Monday, September 28, 2015

Seeing 2-D In a 3-D World

I have a convergence disorder. When I focus on anything, either of my eyes will cross. For most people, when they focus, their eyes, naturally, look straight ahead together. The resulting image for me, apparently, is somewhat more flat than for typically sighted people.

Even though my brain has long-since learned to compensate for this, it still manages to impact on my functioning daily.

Take driving, for instance. Since I have a very hard time judging the distance between myself and other cars, I usually drive much further from the person in front of me than I probably have to. That may annoy some people, but at least it's safe. Parking, though, is another story. A spot has to be huge in order for me to try it. "Fortunately" for me, I have a handicapped parking placard, so I can usually find larger spots when I'm out.  Usually, but not always. Just today, in fact, I left a parking garage because the spots all seemed micro-sized to me. It was embarrassing, really, to have the parking attendant watch me attempt not one, but two spots before driving away in defeat. "Drive home safe," he told me. I drive fine. I just can't park! Oh, and never, ever ask me to parallel park. I have no idea how I did it for my driving test. Thank God I never have to do it again.

It's not just driving, though. I even have trouble simply walking. I never see little dips in the ground or bumps on the sidewalk. Especially if the color doesn't change. If I had a dollar for every weird step I made into a hole, over a seam in the cement or down a dip at the edge of the sidewalk, I'd have a tidy sum by now. Good thing I have strong bones. 

Walking in the dark is an even bigger adventure. The shadows and bits of light trick my eyes into thinking that bumps exist which don't and ones that do exist are even harder to spot. I usually hold on to things, walls, people, to avoid falling on my face. 

There have been less important ways I've had my lack of singular binocular vision affect me over the years. I can't catch, throw or hit a ball. Threading a needle can be torture. I also can't see a 3-D movie. Shrug. 

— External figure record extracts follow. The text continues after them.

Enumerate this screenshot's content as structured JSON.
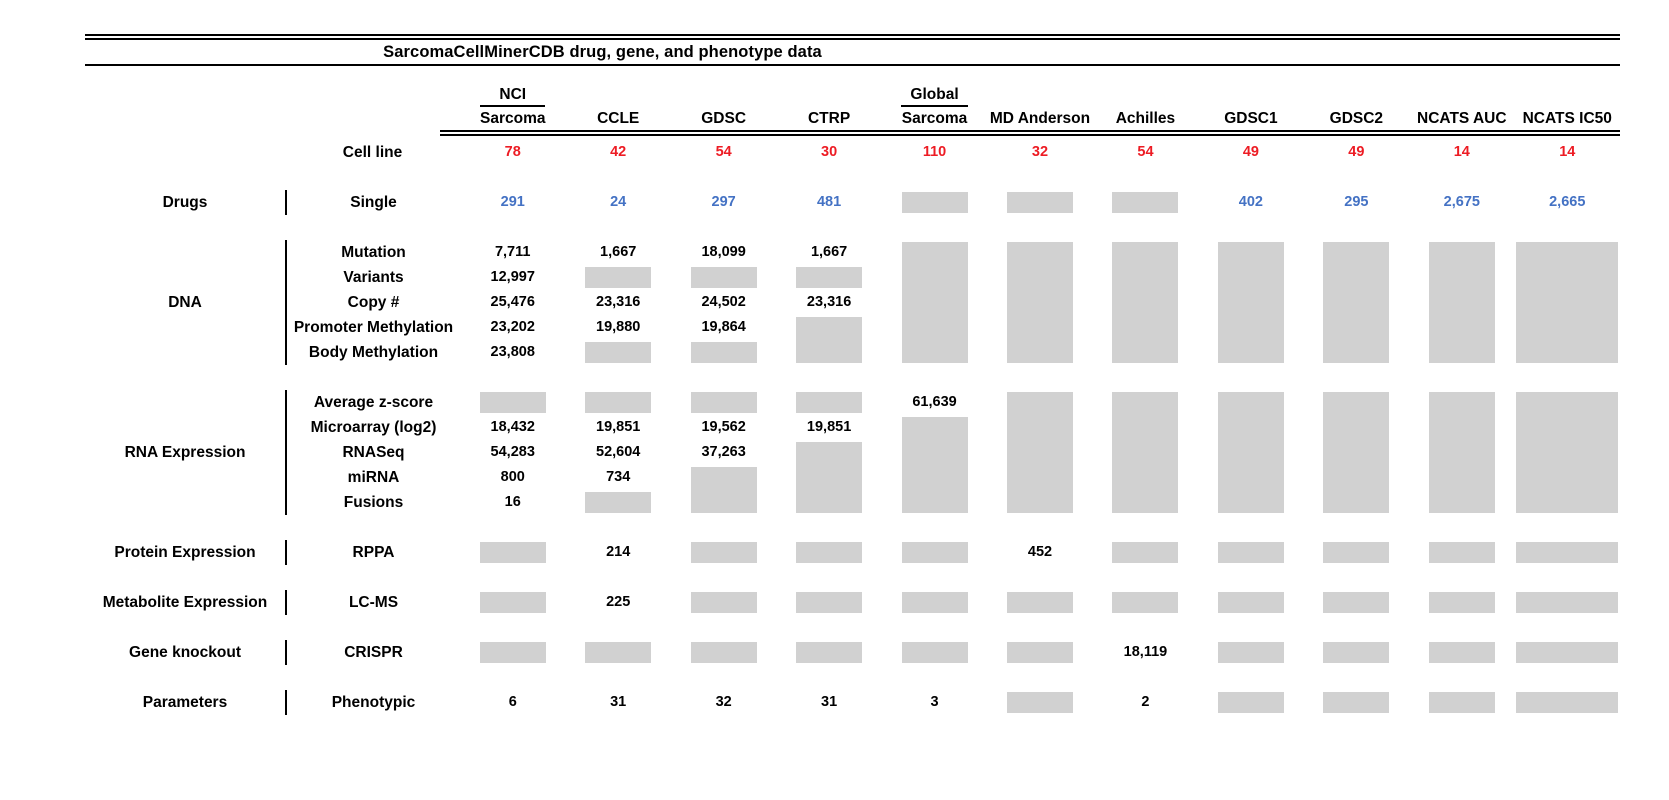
{
  "chart_data": {
    "type": "table",
    "title": "SarcomaCellMinerCDB drug, gene, and phenotype data",
    "colors": {
      "cell_line_count": "#ED1C24",
      "drug_count": "#4472C4",
      "no_data_box": "#D1D1D1",
      "text": "#000000"
    },
    "header": {
      "columns": [
        {
          "top": "NCI",
          "label": "Sarcoma"
        },
        {
          "label": "CCLE"
        },
        {
          "label": "GDSC"
        },
        {
          "label": "CTRP"
        },
        {
          "top": "Global",
          "label": "Sarcoma"
        },
        {
          "label": "MD Anderson"
        },
        {
          "label": "Achilles"
        },
        {
          "label": "GDSC1"
        },
        {
          "label": "GDSC2"
        },
        {
          "label": "NCATS AUC"
        },
        {
          "label": "NCATS IC50"
        }
      ],
      "cell_line_label": "Cell line",
      "cell_line_counts": [
        "78",
        "42",
        "54",
        "30",
        "110",
        "32",
        "54",
        "49",
        "49",
        "14",
        "14"
      ]
    },
    "sections": [
      {
        "category": "Drugs",
        "rows": [
          "Single"
        ],
        "value_color": "#4472C4",
        "cols": [
          [
            {
              "v": "291"
            }
          ],
          [
            {
              "v": "24"
            }
          ],
          [
            {
              "v": "297"
            }
          ],
          [
            {
              "v": "481"
            }
          ],
          [
            {
              "g": 1
            }
          ],
          [
            {
              "g": 1
            }
          ],
          [
            {
              "g": 1
            }
          ],
          [
            {
              "v": "402"
            }
          ],
          [
            {
              "v": "295"
            }
          ],
          [
            {
              "v": "2,675"
            }
          ],
          [
            {
              "v": "2,665"
            }
          ]
        ]
      },
      {
        "category": "DNA",
        "rows": [
          "Mutation",
          "Variants",
          "Copy #",
          "Promoter Methylation",
          "Body Methylation"
        ],
        "cols": [
          [
            {
              "v": "7,711"
            },
            {
              "v": "12,997"
            },
            {
              "v": "25,476"
            },
            {
              "v": "23,202"
            },
            {
              "v": "23,808"
            }
          ],
          [
            {
              "v": "1,667"
            },
            {
              "g": 1
            },
            {
              "v": "23,316"
            },
            {
              "v": "19,880"
            },
            {
              "g": 1
            }
          ],
          [
            {
              "v": "18,099"
            },
            {
              "g": 1
            },
            {
              "v": "24,502"
            },
            {
              "v": "19,864"
            },
            {
              "g": 1
            }
          ],
          [
            {
              "v": "1,667"
            },
            {
              "g": 1
            },
            {
              "v": "23,316"
            },
            {
              "g": 2
            }
          ],
          [
            {
              "g": 5
            }
          ],
          [
            {
              "g": 5
            }
          ],
          [
            {
              "g": 5
            }
          ],
          [
            {
              "g": 5
            }
          ],
          [
            {
              "g": 5
            }
          ],
          [
            {
              "g": 5
            }
          ],
          [
            {
              "g": 5
            }
          ]
        ]
      },
      {
        "category": "RNA Expression",
        "rows": [
          "Average z-score",
          "Microarray (log2)",
          "RNASeq",
          "miRNA",
          "Fusions"
        ],
        "cols": [
          [
            {
              "g": 1
            },
            {
              "v": "18,432"
            },
            {
              "v": "54,283"
            },
            {
              "v": "800"
            },
            {
              "v": "16"
            }
          ],
          [
            {
              "g": 1
            },
            {
              "v": "19,851"
            },
            {
              "v": "52,604"
            },
            {
              "v": "734"
            },
            {
              "g": 1
            }
          ],
          [
            {
              "g": 1
            },
            {
              "v": "19,562"
            },
            {
              "v": "37,263"
            },
            {
              "g": 2
            }
          ],
          [
            {
              "g": 1
            },
            {
              "v": "19,851"
            },
            {
              "g": 3
            }
          ],
          [
            {
              "v": "61,639"
            },
            {
              "g": 4
            }
          ],
          [
            {
              "g": 5
            }
          ],
          [
            {
              "g": 5
            }
          ],
          [
            {
              "g": 5
            }
          ],
          [
            {
              "g": 5
            }
          ],
          [
            {
              "g": 5
            }
          ],
          [
            {
              "g": 5
            }
          ]
        ]
      },
      {
        "category": "Protein Expression",
        "rows": [
          "RPPA"
        ],
        "cols": [
          [
            {
              "g": 1
            }
          ],
          [
            {
              "v": "214"
            }
          ],
          [
            {
              "g": 1
            }
          ],
          [
            {
              "g": 1
            }
          ],
          [
            {
              "g": 1
            }
          ],
          [
            {
              "v": "452"
            }
          ],
          [
            {
              "g": 1
            }
          ],
          [
            {
              "g": 1
            }
          ],
          [
            {
              "g": 1
            }
          ],
          [
            {
              "g": 1
            }
          ],
          [
            {
              "g": 1
            }
          ]
        ]
      },
      {
        "category": "Metabolite Expression",
        "rows": [
          "LC-MS"
        ],
        "cols": [
          [
            {
              "g": 1
            }
          ],
          [
            {
              "v": "225"
            }
          ],
          [
            {
              "g": 1
            }
          ],
          [
            {
              "g": 1
            }
          ],
          [
            {
              "g": 1
            }
          ],
          [
            {
              "g": 1
            }
          ],
          [
            {
              "g": 1
            }
          ],
          [
            {
              "g": 1
            }
          ],
          [
            {
              "g": 1
            }
          ],
          [
            {
              "g": 1
            }
          ],
          [
            {
              "g": 1
            }
          ]
        ]
      },
      {
        "category": "Gene knockout",
        "rows": [
          "CRISPR"
        ],
        "cols": [
          [
            {
              "g": 1
            }
          ],
          [
            {
              "g": 1
            }
          ],
          [
            {
              "g": 1
            }
          ],
          [
            {
              "g": 1
            }
          ],
          [
            {
              "g": 1
            }
          ],
          [
            {
              "g": 1
            }
          ],
          [
            {
              "v": "18,119"
            }
          ],
          [
            {
              "g": 1
            }
          ],
          [
            {
              "g": 1
            }
          ],
          [
            {
              "g": 1
            }
          ],
          [
            {
              "g": 1
            }
          ]
        ]
      },
      {
        "category": "Parameters",
        "rows": [
          "Phenotypic"
        ],
        "cols": [
          [
            {
              "v": "6"
            }
          ],
          [
            {
              "v": "31"
            }
          ],
          [
            {
              "v": "32"
            }
          ],
          [
            {
              "v": "31"
            }
          ],
          [
            {
              "v": "3"
            }
          ],
          [
            {
              "g": 1
            }
          ],
          [
            {
              "v": "2"
            }
          ],
          [
            {
              "g": 1
            }
          ],
          [
            {
              "g": 1
            }
          ],
          [
            {
              "g": 1
            }
          ],
          [
            {
              "g": 1
            }
          ]
        ]
      }
    ]
  }
}
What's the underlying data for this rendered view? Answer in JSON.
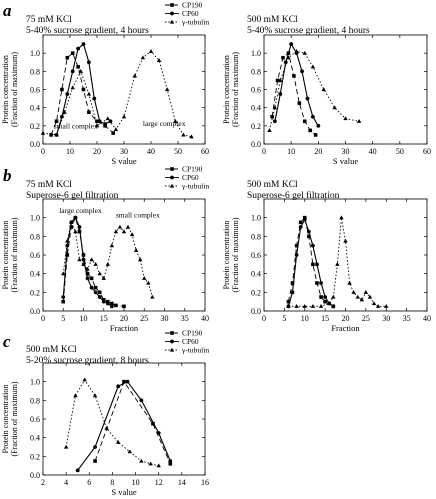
{
  "panel_letters": [
    "a",
    "b",
    "c"
  ],
  "chart_data": [
    {
      "id": "a-left",
      "panel": "a",
      "type": "line",
      "title_lines": [
        "75 mM KCl",
        "5-40% sucrose gradient, 4 hours"
      ],
      "xlabel": "S value",
      "ylabel": [
        "Protein concentration",
        "(Fraction of maximum)"
      ],
      "xlim": [
        0,
        60
      ],
      "ylim": [
        0,
        1.2
      ],
      "xticks": [
        0,
        10,
        20,
        30,
        40,
        50,
        60
      ],
      "yticks": [
        0,
        0.2,
        0.4,
        0.6,
        0.8,
        1.0
      ],
      "legend": [
        "CP190",
        "CP60",
        "γ-tubulin"
      ],
      "annotations": [
        {
          "text": "small complex",
          "x": 4,
          "y": 0.17
        },
        {
          "text": "large complex",
          "x": 37,
          "y": 0.2
        }
      ],
      "series": [
        {
          "name": "CP190",
          "style": "dashed",
          "marker": "square",
          "x": [
            3,
            5,
            7,
            9,
            11,
            13,
            15,
            17,
            20,
            23,
            26
          ],
          "y": [
            0.1,
            0.25,
            0.6,
            0.95,
            1.0,
            0.85,
            0.6,
            0.35,
            0.25,
            0.2,
            0.12
          ]
        },
        {
          "name": "CP60",
          "style": "solid",
          "marker": "circle",
          "x": [
            5,
            7,
            9,
            11,
            13,
            15,
            17,
            19,
            21,
            23,
            25
          ],
          "y": [
            0.1,
            0.3,
            0.55,
            0.8,
            1.05,
            1.1,
            0.9,
            0.5,
            0.25,
            0.22,
            0.25
          ]
        },
        {
          "name": "γ-tubulin",
          "style": "dotted",
          "marker": "triangle",
          "x": [
            0,
            5,
            8,
            11,
            14,
            17,
            20,
            24,
            27,
            30,
            34,
            37,
            40,
            43,
            46,
            49,
            52,
            55
          ],
          "y": [
            0.12,
            0.1,
            0.35,
            0.62,
            0.8,
            0.55,
            0.2,
            0.28,
            0.16,
            0.3,
            0.75,
            0.95,
            1.02,
            0.92,
            0.6,
            0.25,
            0.1,
            0.08
          ]
        }
      ]
    },
    {
      "id": "a-right",
      "panel": "a",
      "type": "line",
      "title_lines": [
        "500 mM KCl",
        "5-40% sucrose gradient, 4 hours"
      ],
      "xlabel": "S value",
      "ylabel": [
        "Protein concentration",
        "(Fraction of maximum)"
      ],
      "xlim": [
        0,
        60
      ],
      "ylim": [
        0,
        1.2
      ],
      "xticks": [
        0,
        10,
        20,
        30,
        40,
        50,
        60
      ],
      "yticks": [
        0,
        0.2,
        0.4,
        0.6,
        0.8,
        1.0
      ],
      "legend": [],
      "annotations": [],
      "series": [
        {
          "name": "CP190",
          "style": "dashed",
          "marker": "square",
          "x": [
            3,
            5,
            7,
            9,
            11,
            13,
            15,
            17,
            19
          ],
          "y": [
            0.3,
            0.7,
            0.95,
            1.0,
            0.75,
            0.45,
            0.25,
            0.15,
            0.1
          ]
        },
        {
          "name": "CP60",
          "style": "solid",
          "marker": "circle",
          "x": [
            4,
            6,
            8,
            10,
            12,
            14,
            16,
            18,
            20
          ],
          "y": [
            0.25,
            0.55,
            0.9,
            1.1,
            1.0,
            0.8,
            0.5,
            0.3,
            0.2
          ]
        },
        {
          "name": "γ-tubulin",
          "style": "dotted",
          "marker": "triangle",
          "x": [
            2,
            4,
            6,
            9,
            12,
            15,
            18,
            22,
            26,
            30,
            35
          ],
          "y": [
            0.15,
            0.4,
            0.7,
            0.95,
            1.02,
            1.0,
            0.85,
            0.6,
            0.4,
            0.28,
            0.25
          ]
        }
      ]
    },
    {
      "id": "b-left",
      "panel": "b",
      "type": "line",
      "title_lines": [
        "75 mM KCl",
        "Superose-6 gel filtration"
      ],
      "xlabel": "Fraction",
      "ylabel": [
        "Protein concentration",
        "(Fraction of maximum)"
      ],
      "xlim": [
        0,
        40
      ],
      "ylim": [
        0,
        1.2
      ],
      "xticks": [
        0,
        5,
        10,
        15,
        20,
        25,
        30,
        35,
        40
      ],
      "yticks": [
        0,
        0.2,
        0.4,
        0.6,
        0.8,
        1.0
      ],
      "legend": [
        "CP190",
        "CP60",
        "γ-tubulin"
      ],
      "annotations": [
        {
          "text": "large complex",
          "x": 4,
          "y": 1.05
        },
        {
          "text": "small complex",
          "x": 18,
          "y": 1.0
        }
      ],
      "series": [
        {
          "name": "CP190",
          "style": "dashed",
          "marker": "square",
          "x": [
            5,
            6,
            7,
            8,
            9,
            10,
            11,
            12,
            13,
            14,
            15,
            16,
            17,
            18,
            20
          ],
          "y": [
            0.1,
            0.6,
            0.9,
            1.0,
            0.85,
            0.6,
            0.4,
            0.35,
            0.25,
            0.2,
            0.12,
            0.1,
            0.08,
            0.06,
            0.05
          ]
        },
        {
          "name": "CP60",
          "style": "solid",
          "marker": "circle",
          "x": [
            5,
            6,
            7,
            8,
            9,
            10,
            11,
            12,
            13,
            14,
            15,
            16,
            17
          ],
          "y": [
            0.15,
            0.7,
            0.95,
            1.0,
            0.9,
            0.55,
            0.35,
            0.25,
            0.2,
            0.15,
            0.1,
            0.08,
            0.05
          ]
        },
        {
          "name": "γ-tubulin",
          "style": "dotted",
          "marker": "triangle",
          "x": [
            5,
            6,
            7,
            8,
            9,
            10,
            11,
            12,
            13,
            14,
            15,
            16,
            17,
            18,
            19,
            20,
            21,
            22,
            23,
            24,
            25,
            26,
            27
          ],
          "y": [
            0.4,
            0.75,
            0.95,
            0.85,
            0.55,
            0.5,
            0.45,
            0.55,
            0.5,
            0.4,
            0.35,
            0.5,
            0.7,
            0.85,
            0.9,
            0.85,
            0.9,
            0.82,
            0.65,
            0.55,
            0.35,
            0.3,
            0.15
          ]
        }
      ]
    },
    {
      "id": "b-right",
      "panel": "b",
      "type": "line",
      "title_lines": [
        "500 mM KCl",
        "Superose-6 gel filtration"
      ],
      "xlabel": "Fraction",
      "ylabel": [
        "Protein concentration",
        "(Fraction of maximum)"
      ],
      "xlim": [
        0,
        40
      ],
      "ylim": [
        0,
        1.2
      ],
      "xticks": [
        0,
        5,
        10,
        15,
        20,
        25,
        30,
        35,
        40
      ],
      "yticks": [
        0,
        0.2,
        0.4,
        0.6,
        0.8,
        1.0
      ],
      "legend": [],
      "annotations": [],
      "series": [
        {
          "name": "CP190",
          "style": "dashed",
          "marker": "square",
          "x": [
            6,
            7,
            8,
            9,
            10,
            11,
            12,
            13,
            14,
            15,
            17
          ],
          "y": [
            0.1,
            0.3,
            0.7,
            0.95,
            1.0,
            0.8,
            0.5,
            0.3,
            0.15,
            0.1,
            0.05
          ]
        },
        {
          "name": "CP60",
          "style": "solid",
          "marker": "circle",
          "x": [
            6,
            7,
            8,
            9,
            10,
            11,
            12,
            13,
            14,
            15,
            16,
            17
          ],
          "y": [
            0.05,
            0.2,
            0.6,
            0.9,
            0.98,
            0.85,
            0.7,
            0.5,
            0.3,
            0.15,
            0.08,
            0.05
          ]
        },
        {
          "name": "γ-tubulin",
          "style": "dotted",
          "marker": "triangle",
          "x": [
            6,
            8,
            10,
            12,
            14,
            16,
            17,
            18,
            19,
            20,
            21,
            22,
            23,
            24,
            25,
            26,
            27,
            28,
            30
          ],
          "y": [
            0.05,
            0.05,
            0.05,
            0.05,
            0.05,
            0.08,
            0.15,
            0.5,
            1.0,
            0.75,
            0.3,
            0.2,
            0.15,
            0.12,
            0.2,
            0.15,
            0.08,
            0.05,
            0.05
          ]
        }
      ]
    },
    {
      "id": "c",
      "panel": "c",
      "type": "line",
      "title_lines": [
        "500 mM KCl",
        "5-20% sucrose gradient, 8 hours"
      ],
      "xlabel": "S value",
      "ylabel": [
        "Protein concentration",
        "(Fraction of maximum)"
      ],
      "xlim": [
        2,
        16
      ],
      "ylim": [
        0,
        1.2
      ],
      "xticks": [
        2,
        4,
        6,
        8,
        10,
        12,
        14,
        16
      ],
      "yticks": [
        0,
        0.2,
        0.4,
        0.6,
        0.8,
        1.0
      ],
      "legend": [
        "CP190",
        "CP60",
        "γ-tubulin"
      ],
      "annotations": [],
      "series": [
        {
          "name": "CP190",
          "style": "dashed",
          "marker": "square",
          "x": [
            6.5,
            9,
            11.5,
            13
          ],
          "y": [
            0.15,
            1.0,
            0.55,
            0.12
          ]
        },
        {
          "name": "CP60",
          "style": "solid",
          "marker": "circle",
          "x": [
            5,
            6.5,
            8.5,
            9.3,
            10.5,
            12,
            13
          ],
          "y": [
            0.05,
            0.3,
            0.95,
            1.0,
            0.8,
            0.45,
            0.15
          ]
        },
        {
          "name": "γ-tubulin",
          "style": "dotted",
          "marker": "triangle",
          "x": [
            4,
            4.8,
            5.6,
            6.5,
            7.5,
            8.5,
            9.5,
            10.5,
            11.3,
            12
          ],
          "y": [
            0.3,
            0.85,
            1.02,
            0.85,
            0.5,
            0.35,
            0.25,
            0.15,
            0.12,
            0.1
          ]
        }
      ]
    }
  ]
}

I have tried vision therapy at various times. It's really uncomfortable and there's a very slim chance that it will work for someone my age. I had that one doctor fairly recently suggest surgery to correct my eyes, saying it may even help my chronic dizziness. However, he also said it could make things worse as my brain has been used to seeing this way for so long, not to mention the fact that my eyes could just go back the way they were. Nah. I'll just hold on to things and park in big spaces. It's worked out all right so far. And I honestly don't mind missing out on 3-D movies. Or playing ball.